FEDERAL OFFICIALS CLOSE THE INVESTIGATION INTO THE DEATH OF KYLEN ENGLISH
Public Affairs Officer
(614) 469-5715
DAYTON -- There is insufficient evidence to pursue federal criminal civil rights charges against Dayton, Ohio, Police Department (DPD) or Montgomery County, Ohio, Sheriff’s Office (MCSO) personnel concerning the death of Kylen English, the Justice Department announced today.
Officials from the Department of Justice’s Civil Rights Division, the U.S. Attorney’s Office for the Southern District of Ohio and the FBI met earlier today with representatives from Mr. English’s family and community leaders to advise them of this decision.
The department conducted a comprehensive independent investigation of the events that resulted in English?s death on July 16, 2011. The investigation reviewed all of the investigative materials generated by the DPD and MCSO, including statements made by police and jail officers, civilian witness interviews, incident reports, dispatch records, images from the jail video, transcripts from the mobile video recorder of the patrol car in which English was transported, hospital records and the medical examiner’s report. The FBI also independently interviewed the civilian witnesses who indicated they saw English escape from a patrol car on the Salem Avenue Bridge and then jump from the bridge voluntarily. After careful examination of all of the evidence, the Department of Justice’s Civil Rights Division, the U.S. Attorney’s Office for the Southern District of Ohio and the FBI determined that the incident did not constitute a prosecutable violation of the federal criminal civil rights statutes.

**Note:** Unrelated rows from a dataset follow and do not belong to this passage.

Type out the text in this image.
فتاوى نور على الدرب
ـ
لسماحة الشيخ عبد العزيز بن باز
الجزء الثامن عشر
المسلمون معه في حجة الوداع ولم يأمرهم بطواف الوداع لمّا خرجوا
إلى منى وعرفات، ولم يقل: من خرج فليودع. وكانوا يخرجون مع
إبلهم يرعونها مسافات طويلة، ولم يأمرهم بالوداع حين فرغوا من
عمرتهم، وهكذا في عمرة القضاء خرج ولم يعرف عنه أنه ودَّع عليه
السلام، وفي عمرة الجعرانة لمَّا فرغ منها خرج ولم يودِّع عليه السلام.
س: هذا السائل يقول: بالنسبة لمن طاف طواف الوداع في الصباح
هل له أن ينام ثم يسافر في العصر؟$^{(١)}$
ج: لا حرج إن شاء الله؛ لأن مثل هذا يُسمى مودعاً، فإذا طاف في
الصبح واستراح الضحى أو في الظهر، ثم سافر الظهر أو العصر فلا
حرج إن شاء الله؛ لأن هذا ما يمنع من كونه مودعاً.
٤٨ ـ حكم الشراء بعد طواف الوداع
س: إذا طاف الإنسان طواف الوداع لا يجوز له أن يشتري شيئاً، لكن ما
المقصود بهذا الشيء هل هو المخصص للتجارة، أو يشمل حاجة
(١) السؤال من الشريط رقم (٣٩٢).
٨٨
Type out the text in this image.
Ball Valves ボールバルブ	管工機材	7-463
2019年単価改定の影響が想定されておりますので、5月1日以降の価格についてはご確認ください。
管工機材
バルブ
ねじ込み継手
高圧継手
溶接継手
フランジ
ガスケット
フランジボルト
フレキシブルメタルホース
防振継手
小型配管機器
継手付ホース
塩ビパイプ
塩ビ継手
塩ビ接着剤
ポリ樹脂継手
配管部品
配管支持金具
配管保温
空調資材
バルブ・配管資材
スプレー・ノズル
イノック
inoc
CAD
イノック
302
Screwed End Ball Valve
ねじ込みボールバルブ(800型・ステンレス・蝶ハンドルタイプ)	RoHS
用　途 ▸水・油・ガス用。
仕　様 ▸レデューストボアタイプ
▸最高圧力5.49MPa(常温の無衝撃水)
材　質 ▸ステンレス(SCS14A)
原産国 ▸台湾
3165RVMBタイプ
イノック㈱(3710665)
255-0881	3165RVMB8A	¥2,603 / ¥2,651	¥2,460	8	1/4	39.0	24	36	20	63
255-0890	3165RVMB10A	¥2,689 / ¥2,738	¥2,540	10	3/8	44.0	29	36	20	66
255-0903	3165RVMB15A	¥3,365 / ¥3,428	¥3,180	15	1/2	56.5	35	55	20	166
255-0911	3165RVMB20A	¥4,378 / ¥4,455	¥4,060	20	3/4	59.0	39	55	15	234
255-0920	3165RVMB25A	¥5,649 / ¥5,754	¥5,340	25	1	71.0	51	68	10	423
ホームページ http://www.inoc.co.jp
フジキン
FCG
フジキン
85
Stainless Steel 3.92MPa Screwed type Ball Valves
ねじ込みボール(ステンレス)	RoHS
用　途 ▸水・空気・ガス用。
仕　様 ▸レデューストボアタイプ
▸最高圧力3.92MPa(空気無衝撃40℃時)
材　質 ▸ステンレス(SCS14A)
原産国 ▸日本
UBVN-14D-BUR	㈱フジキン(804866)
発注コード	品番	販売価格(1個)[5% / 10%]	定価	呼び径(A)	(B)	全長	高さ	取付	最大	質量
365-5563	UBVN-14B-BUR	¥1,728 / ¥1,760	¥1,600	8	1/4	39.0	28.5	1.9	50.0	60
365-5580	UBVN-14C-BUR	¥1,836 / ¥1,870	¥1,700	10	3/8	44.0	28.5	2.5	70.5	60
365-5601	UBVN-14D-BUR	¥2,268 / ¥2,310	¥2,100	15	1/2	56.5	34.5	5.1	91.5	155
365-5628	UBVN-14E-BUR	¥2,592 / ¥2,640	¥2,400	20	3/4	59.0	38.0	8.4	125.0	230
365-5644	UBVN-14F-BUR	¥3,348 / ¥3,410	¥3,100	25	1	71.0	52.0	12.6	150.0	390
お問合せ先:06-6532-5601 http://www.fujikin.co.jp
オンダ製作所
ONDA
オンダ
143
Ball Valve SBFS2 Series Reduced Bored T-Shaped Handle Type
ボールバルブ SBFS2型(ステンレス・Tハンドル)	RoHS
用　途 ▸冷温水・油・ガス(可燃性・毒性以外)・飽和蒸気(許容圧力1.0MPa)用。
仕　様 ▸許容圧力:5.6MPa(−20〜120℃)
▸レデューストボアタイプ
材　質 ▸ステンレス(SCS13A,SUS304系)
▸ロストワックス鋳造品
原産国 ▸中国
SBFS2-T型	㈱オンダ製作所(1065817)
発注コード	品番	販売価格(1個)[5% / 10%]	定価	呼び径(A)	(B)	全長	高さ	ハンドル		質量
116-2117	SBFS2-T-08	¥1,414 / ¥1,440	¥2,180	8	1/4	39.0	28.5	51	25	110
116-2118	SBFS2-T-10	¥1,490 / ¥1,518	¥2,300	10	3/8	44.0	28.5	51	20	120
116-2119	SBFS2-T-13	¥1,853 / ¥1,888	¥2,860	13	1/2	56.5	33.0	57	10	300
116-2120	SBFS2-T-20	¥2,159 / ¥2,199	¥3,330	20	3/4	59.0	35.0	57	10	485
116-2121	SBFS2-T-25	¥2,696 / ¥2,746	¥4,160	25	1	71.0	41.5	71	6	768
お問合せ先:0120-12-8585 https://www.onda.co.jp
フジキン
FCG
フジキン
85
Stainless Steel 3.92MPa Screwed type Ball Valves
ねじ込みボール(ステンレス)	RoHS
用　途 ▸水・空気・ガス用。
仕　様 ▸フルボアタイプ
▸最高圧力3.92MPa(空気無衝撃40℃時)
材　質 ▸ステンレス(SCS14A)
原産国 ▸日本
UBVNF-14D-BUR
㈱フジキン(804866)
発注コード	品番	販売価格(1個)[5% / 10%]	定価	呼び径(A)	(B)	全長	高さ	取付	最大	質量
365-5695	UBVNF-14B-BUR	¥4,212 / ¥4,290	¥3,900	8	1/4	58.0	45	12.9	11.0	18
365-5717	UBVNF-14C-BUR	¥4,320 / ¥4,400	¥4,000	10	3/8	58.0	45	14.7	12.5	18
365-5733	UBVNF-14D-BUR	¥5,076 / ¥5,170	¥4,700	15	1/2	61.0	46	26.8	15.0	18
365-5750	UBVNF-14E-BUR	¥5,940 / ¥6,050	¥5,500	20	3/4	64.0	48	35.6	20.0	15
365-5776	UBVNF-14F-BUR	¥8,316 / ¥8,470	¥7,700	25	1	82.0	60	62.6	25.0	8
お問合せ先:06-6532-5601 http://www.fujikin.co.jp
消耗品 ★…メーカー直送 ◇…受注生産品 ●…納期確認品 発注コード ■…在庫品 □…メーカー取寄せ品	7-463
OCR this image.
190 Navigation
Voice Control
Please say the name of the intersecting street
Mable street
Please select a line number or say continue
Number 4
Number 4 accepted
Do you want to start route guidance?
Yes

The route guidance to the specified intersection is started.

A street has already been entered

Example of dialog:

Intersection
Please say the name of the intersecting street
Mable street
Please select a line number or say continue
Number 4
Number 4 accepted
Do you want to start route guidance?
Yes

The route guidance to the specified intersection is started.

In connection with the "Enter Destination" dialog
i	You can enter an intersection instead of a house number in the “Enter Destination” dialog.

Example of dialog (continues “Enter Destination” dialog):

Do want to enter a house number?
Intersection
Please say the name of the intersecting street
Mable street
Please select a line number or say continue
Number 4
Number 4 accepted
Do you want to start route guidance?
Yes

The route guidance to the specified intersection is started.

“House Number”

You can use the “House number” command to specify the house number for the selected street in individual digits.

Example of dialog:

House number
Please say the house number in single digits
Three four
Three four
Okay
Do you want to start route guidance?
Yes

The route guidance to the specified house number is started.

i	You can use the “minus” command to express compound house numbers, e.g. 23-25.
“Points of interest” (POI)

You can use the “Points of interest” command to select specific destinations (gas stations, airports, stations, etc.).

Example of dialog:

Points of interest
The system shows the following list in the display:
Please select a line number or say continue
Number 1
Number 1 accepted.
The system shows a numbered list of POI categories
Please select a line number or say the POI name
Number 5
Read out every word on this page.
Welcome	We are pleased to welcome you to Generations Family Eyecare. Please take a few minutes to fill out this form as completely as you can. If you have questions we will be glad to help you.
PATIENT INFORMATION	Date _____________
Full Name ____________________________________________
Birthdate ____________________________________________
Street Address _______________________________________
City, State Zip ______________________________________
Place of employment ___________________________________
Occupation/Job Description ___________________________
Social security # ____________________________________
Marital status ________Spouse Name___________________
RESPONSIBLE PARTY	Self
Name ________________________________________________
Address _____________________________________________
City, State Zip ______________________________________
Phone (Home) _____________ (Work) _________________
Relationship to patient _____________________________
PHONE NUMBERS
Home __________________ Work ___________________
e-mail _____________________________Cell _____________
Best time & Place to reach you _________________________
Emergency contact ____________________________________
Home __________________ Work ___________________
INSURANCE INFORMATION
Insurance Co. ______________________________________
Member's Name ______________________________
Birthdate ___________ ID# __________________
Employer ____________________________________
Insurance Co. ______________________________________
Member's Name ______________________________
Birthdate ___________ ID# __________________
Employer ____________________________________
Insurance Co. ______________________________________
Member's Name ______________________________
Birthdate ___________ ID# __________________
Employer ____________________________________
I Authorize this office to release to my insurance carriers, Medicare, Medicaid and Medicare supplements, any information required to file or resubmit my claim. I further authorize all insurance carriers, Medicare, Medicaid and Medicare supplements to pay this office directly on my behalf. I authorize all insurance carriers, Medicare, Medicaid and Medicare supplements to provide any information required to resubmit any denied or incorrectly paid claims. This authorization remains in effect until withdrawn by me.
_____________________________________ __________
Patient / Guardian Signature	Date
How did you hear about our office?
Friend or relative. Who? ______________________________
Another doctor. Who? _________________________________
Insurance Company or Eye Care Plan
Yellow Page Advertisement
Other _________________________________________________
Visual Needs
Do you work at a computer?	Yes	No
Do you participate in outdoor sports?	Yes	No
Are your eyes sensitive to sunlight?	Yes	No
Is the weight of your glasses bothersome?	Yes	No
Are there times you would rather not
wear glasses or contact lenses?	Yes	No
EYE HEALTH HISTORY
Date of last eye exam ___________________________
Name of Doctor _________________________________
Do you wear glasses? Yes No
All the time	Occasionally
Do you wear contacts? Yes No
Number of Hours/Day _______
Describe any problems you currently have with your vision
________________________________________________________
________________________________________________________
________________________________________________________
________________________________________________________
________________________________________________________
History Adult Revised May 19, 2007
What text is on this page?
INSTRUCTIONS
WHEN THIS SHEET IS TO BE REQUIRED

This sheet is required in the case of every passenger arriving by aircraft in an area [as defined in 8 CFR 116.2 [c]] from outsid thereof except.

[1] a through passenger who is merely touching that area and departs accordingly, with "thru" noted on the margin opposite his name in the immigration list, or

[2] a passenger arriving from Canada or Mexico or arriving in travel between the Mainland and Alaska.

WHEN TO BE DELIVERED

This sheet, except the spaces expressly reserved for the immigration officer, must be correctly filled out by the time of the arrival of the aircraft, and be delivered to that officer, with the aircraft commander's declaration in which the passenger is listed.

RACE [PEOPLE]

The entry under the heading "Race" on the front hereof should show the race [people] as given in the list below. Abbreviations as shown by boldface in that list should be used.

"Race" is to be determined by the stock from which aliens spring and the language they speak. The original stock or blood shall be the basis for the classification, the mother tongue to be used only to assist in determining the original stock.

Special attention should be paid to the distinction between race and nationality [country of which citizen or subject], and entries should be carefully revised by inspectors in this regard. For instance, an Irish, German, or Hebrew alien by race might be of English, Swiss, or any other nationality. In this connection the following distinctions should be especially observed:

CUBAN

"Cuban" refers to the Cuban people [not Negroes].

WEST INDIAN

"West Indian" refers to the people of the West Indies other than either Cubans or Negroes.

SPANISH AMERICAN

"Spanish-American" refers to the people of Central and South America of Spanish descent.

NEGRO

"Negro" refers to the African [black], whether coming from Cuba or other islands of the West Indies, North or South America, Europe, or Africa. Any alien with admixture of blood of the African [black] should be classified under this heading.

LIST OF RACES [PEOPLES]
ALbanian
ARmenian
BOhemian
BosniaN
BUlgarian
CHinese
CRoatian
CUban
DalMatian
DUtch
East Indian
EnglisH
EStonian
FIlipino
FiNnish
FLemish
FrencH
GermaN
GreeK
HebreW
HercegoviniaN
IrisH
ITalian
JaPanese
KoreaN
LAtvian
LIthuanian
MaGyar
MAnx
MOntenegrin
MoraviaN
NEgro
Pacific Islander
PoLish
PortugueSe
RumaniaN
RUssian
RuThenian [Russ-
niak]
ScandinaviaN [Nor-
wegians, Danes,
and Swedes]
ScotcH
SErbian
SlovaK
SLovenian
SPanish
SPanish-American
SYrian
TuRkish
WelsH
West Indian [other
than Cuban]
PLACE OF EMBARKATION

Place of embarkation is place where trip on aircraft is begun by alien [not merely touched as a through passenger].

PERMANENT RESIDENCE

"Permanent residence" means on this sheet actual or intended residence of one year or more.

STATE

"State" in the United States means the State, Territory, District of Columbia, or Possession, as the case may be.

Under the applicable federal criminal civil rights laws, prosecutors must establish, beyond a reasonable doubt, that a law enforcement officer willfully deprived an individual of a constitutional right, meaning with the deliberate and specific intent to do something the law forbids. Experienced civil rights prosecutors reviewed all of the reports generated during the investigation. Based on that review, federal officials determined that all of the evidence indicates that during transport to the Montgomery County Jail, English broke the rear passenger window of a DPD patrol car as it crossed the Salem Avenue Bridge, escaped through the window and immediately jumped from the bridge to his death. There is a lack of evidence to contradict the medical examiner’s finding that English committed suicide or to support the allegations of misconduct by law enforcement that surfaced following Mr. English’s death. Accordingly, the department has closed this investigation without prosecution.
The Justice Department is committed to investigations of allegations of excessive force by law enforcement officers and will continue to devote the resources required to ensure that all allegations of serious civil rights violations are fully and completely investigated. The department aggressively prosecutes criminal civil rights violations whenever there is sufficient evidence to do so.